Call me unhip, square, not with it, whatever, but the problem with Kick-Ass is not that it features teenaged superheroes (one an 11 year old girl) but that people actually die; in graphic detail no less. These kids are not superheroes, they are murderers out for vigilante justice. There’s something morally wrong about all this.

Maybe this is a perfectly accurate interpretation of what the comics the film is based on are like. I don’t know. But that director Matthew Vaugh thinks that this material is hip and funny is a complete miscalculation. Here Vaugh is hiding behind satire: as if, as long as the movie is laughing at itself, it can justify anything. That Vaugh does the best to make this all bright and hyper-stylized (too hyper-stylized at times) is credit to his talent and I hope one day a great action movie falls in his lap.

In reality then, Kick-Ass becomes just the thing the material should ultimately want to deviate from: a superhero movie. Except these superheroes kill and steal and are really no better than the criminals they put down. If the movie had actually been about Kick-Ass and his life as an amateur teenage superhero wannabe, well that could have been brilliant, sparkling satire. My vote is for Judd Apatow to helm the reboot a couple years down the line. As it stands it’s just a dumb, action film, filled with characters not developed enough to care much about, with the sad misfortune that most of them are also under the age of 16.

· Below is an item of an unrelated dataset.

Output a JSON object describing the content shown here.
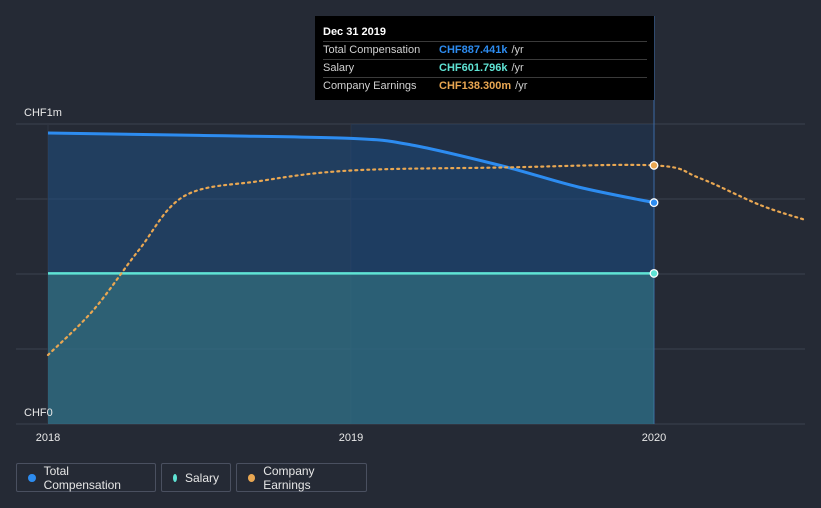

  1. Hmm, I still don't really understand/agree with the accusations of it being morally reprehensible. Though they're obviously not persons you'd easily want to emulate, I don't think that makes the film any less earnest in whatever it's aiming at. Still, what I took away from the film most was Aaron Johnson, who had a fairly good year (along with The Greatest and Nowhere Boy).

  2. Andrew - even if you strip away any moral problems I had with this flick it still is a fairly half-assed and uninteresting superhero movie. So even if it achieves what it aimed for, it was aiming low. Aaron Johnson indeed had a good year.

  3. You didn't even like the part where they lit Nicolas Cage on fire, and he was calling out commands to Hit-Girl in that weird "singing" voice? Or the part where Hit-Girl calls that guy a douche after crushing him in the trash compactor? I have to say it worked for me, on all levels, but I applaud your courage in going against the grain so vehemently.

  4. And don't forget that Aaron Johnson also got engaged this year -- to a woman 23 years older than him. (His Nowhere Boy director, Sam Taylor-Wood.)

  5. Vance - Nothing about this movie worked for me. I was charmed by it for about 20 minutes at the beginning when I thought I was going to get something clever and funny (like Easy A but about superheroes) but then it just became lazy and uninspired sans moral objections to the point where I didn't care about anything going on.